The pony stamped its right front foot and shook its head. Jill wasn't too thrilled to go down into the Sand Dunes either. She did not want to go down there and find three bodies.

"Jill Roseberry? What are you doing here?" said Mr. Natterbeak as he saw her while out on his nightly walk.

"Harry Moffer is lost in the dunes," said Jill.

"Indeed," said Mr. Natterbeak as he shook his head. "Good riddance to him."
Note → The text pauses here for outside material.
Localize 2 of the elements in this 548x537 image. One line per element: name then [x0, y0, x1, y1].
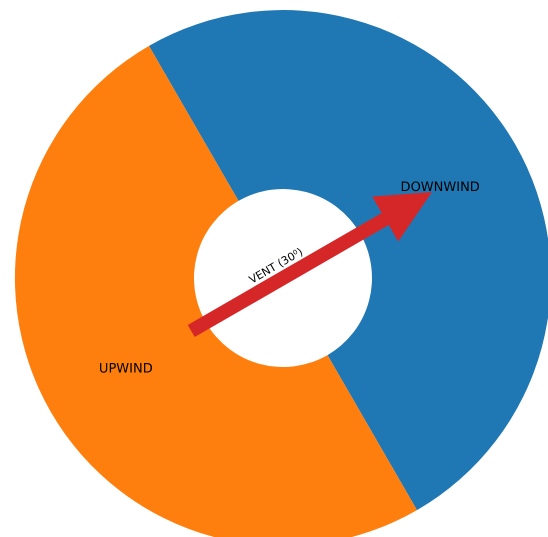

"How could you say that?" Jill cried out in anger. "He could be dead or worse! You know what lives in the Sand Dunes? Our ancestors came here and stole the land from the Indians. Their priests put a curse on the dunes and claim that anyone who wanders into the dunes will never get out."

"Serves him right," said Mrs. Plimsoll as she joined them. "He destroyed your childhood, that's what he did."

"No," said Jill in protestation. "We kids destroyed our own childhood. By being whiny, greedy, and selfish and not being appreciative of what we truly have, that's what we did. That's why kids today are messed up. Also, I am lucky to have my mother, but Harry doesn't have any parents at all. What do you say to that?"

The silence following Jill's rant told her the answer. No one ever wanted to know what it would be like to grow up without any parental guidance at all. "To that I reply, touché," Jill finished her sentence.

By that time, Jill's mother and other concerned neighbors showed up at the edge of the dunes; Jill had spread a rumor about Harry Moffer being trapped in the dunes with Pun Teasley and Hildegarde Lamer. Tafrin shook his head as he came to the spot where the search party was being formed.

"I knew that this was a bad idea when I saw it," said Tafrin as he surveyed the Sand Dunes. "Mr. Silch has certainly done it this time. We better scurry on down and make sure those kids don't end up hurt."

Everyone else agreed and they all formed a huge search party chain and went down the hill. Jill began praying that whatever happened, she wasn't too late in rescuing Harry and his friends.

* * * * * * * *

Meanwhile, Harry, Pun, and Hildegarde were sitting in the cave, as they had been doing for the last few hours that they had been thrown into the Sand Dunes. They knew that the Sand Dunes were off limits, but it didn't matter now because Mr. Silch had tossed them into the Sand Dunes and there was nothing in the world that they could do about it. None of them had eaten anything and they were sure that someone would have noticed that they were missing by now.

On the other hand, that was nothing compared to what was going to happen to them next.